Я мгновенно оправился от удара. Встал, и двинулся за эти шустрым созданием. Меня возмутило та бессовестность, с которой существо свалило меня с ног.
Мгновенное преодолев вагон, я подошёл в плотную к созданию, что меня уронило. Попытавшись схватить своей могучей драконьей рукой существо за лапу, у меня получилось с первого раза. Оно хоть и было изворотливым, но животное уже добежало до конца вагона, и забилось в угол – бежать дальше было не куда, т.к. видимо животное само не умело открывать двери между вагонами.
— Ух-ты! Вот это да… – прошептал с удивлением я и поднял над полом это создание, перехватив все четыре лапы, словно жалкого ручного котёнка (существо было чуть больше немецкой овчарки).
— Не трогайте её! Не прикасайтесь к её когтям и не смотрите ей в глаза! Эта гадина вас в грязь превратит! Осторожней с ней!  – крикнул Джу, подбегая ко мне.
— Тогда достань из торбы верёвку и бандану. Мы просто вяжем эту уродку! – спокойно заявил я.

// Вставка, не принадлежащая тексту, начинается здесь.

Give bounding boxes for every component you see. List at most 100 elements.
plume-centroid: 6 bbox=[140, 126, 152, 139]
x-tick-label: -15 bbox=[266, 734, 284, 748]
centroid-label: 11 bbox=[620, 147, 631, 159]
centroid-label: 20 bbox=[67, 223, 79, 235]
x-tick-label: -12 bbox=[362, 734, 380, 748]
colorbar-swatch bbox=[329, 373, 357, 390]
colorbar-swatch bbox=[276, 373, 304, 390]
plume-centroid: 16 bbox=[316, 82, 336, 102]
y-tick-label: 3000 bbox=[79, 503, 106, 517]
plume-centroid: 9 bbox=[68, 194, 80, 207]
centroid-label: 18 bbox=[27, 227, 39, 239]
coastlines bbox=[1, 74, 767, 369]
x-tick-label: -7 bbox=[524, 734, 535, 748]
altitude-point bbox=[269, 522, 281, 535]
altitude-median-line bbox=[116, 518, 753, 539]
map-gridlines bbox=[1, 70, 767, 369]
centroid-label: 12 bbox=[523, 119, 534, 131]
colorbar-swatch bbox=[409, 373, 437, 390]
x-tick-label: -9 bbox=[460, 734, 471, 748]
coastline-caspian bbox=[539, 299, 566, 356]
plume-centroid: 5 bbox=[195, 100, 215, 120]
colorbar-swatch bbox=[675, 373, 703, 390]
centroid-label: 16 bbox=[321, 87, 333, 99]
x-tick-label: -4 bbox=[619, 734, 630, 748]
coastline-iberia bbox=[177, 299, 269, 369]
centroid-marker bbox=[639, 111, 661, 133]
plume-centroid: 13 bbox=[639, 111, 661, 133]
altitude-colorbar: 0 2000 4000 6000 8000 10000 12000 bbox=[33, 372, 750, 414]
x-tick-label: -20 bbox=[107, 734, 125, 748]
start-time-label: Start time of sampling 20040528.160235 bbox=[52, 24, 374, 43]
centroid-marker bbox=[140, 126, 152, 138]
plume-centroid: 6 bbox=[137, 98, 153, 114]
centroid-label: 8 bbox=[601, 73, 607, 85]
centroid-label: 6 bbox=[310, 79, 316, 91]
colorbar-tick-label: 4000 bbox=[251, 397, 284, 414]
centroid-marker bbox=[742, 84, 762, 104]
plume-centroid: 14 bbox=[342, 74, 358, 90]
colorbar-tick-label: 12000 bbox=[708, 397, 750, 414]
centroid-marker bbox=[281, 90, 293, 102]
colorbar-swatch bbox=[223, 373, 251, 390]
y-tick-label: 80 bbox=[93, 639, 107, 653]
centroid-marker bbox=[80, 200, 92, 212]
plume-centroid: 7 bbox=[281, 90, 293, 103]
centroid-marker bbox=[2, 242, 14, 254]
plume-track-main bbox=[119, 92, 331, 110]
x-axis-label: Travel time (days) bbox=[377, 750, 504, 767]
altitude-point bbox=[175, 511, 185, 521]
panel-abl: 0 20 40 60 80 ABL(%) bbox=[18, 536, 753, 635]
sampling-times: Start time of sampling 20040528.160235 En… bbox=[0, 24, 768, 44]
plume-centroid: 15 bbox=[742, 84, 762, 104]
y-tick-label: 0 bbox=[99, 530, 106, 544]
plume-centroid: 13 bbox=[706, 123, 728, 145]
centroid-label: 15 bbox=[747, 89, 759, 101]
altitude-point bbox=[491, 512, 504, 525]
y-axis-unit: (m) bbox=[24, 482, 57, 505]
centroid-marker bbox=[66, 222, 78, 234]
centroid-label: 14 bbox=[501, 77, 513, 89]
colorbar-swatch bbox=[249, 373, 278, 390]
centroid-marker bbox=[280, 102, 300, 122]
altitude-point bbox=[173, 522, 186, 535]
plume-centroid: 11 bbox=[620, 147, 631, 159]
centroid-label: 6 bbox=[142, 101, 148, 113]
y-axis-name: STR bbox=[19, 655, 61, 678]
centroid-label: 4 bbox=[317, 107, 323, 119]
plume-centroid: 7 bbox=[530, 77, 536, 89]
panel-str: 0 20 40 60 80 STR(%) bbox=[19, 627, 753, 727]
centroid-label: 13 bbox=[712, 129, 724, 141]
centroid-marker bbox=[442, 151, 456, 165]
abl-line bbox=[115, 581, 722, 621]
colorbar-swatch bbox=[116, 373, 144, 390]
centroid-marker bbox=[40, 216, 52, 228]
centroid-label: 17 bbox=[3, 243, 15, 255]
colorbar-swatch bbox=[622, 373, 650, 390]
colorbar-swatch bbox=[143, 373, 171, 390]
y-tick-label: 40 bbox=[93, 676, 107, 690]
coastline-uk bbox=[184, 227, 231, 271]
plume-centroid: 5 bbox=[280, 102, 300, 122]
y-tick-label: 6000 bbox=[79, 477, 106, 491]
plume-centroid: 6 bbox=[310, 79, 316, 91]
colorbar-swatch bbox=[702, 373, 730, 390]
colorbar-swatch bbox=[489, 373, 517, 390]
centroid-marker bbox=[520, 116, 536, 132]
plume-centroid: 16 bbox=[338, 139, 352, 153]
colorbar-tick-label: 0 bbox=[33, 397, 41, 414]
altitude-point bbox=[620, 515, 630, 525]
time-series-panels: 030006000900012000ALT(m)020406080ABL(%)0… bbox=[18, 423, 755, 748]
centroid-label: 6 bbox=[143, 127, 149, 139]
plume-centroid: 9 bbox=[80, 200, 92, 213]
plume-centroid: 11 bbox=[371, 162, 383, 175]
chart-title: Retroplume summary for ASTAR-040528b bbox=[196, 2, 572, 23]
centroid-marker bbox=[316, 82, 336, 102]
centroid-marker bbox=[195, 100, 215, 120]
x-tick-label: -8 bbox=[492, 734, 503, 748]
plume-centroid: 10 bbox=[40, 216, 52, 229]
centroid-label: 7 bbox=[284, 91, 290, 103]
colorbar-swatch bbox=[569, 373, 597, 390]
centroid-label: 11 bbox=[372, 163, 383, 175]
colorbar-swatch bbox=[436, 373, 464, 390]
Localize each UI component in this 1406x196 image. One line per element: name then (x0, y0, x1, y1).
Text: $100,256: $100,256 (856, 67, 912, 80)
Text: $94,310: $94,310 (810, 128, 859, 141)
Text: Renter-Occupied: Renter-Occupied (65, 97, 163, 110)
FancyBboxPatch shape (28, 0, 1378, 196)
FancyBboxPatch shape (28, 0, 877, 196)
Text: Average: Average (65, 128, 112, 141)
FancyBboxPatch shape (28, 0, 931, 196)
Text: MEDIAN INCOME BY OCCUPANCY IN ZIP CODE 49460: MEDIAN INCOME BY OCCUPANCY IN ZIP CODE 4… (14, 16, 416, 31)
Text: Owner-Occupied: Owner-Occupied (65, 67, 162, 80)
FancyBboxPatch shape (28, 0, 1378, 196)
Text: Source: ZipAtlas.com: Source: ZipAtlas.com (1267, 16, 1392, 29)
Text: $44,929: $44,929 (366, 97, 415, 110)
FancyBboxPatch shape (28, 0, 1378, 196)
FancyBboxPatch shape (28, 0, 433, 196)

Мальчик кивнул, и принялся исполнять приказ.
Джу недолго порылся в торбе, подал мне верёвку (надо было ещё мыло прихватить – тогда прямо тут и повещали бы эту тварь, и тебе ни забот, ни хлопот с ней) и бандану. Верёвкой я аккуратно связал лапы и руки гадины, не касаясь её когтей. А после, закрыв свои глаза, завязал и её глазенки. Ведь сын чернокнижника о Неизвестности знает больше моего, и вдруг он прав на счет этого невиданного животного! Умирать столь глупой смертью не хотелось.
— Странное создание… – сказал я, посмотрев на свой улов.
— А что это вообще такое, Джу? – поинтересовался у него я, потому, что бывший раб точно с такими тварями уже встречался. А то откуда ему знать про отравленные когти и смертоносны взгляд?
— Это излюбленное домашнее животное чернокнижников. Называется оно зоргурд. Когти пропитаны ядовитым проклятием, а взгляд превращения в грязь любого живого, на кого посмотрит это существо, – ответил абсолютно спокойным голосом Джу, ведь эта «зоргурд.» теперь была связана и никакого вреда не принесёт.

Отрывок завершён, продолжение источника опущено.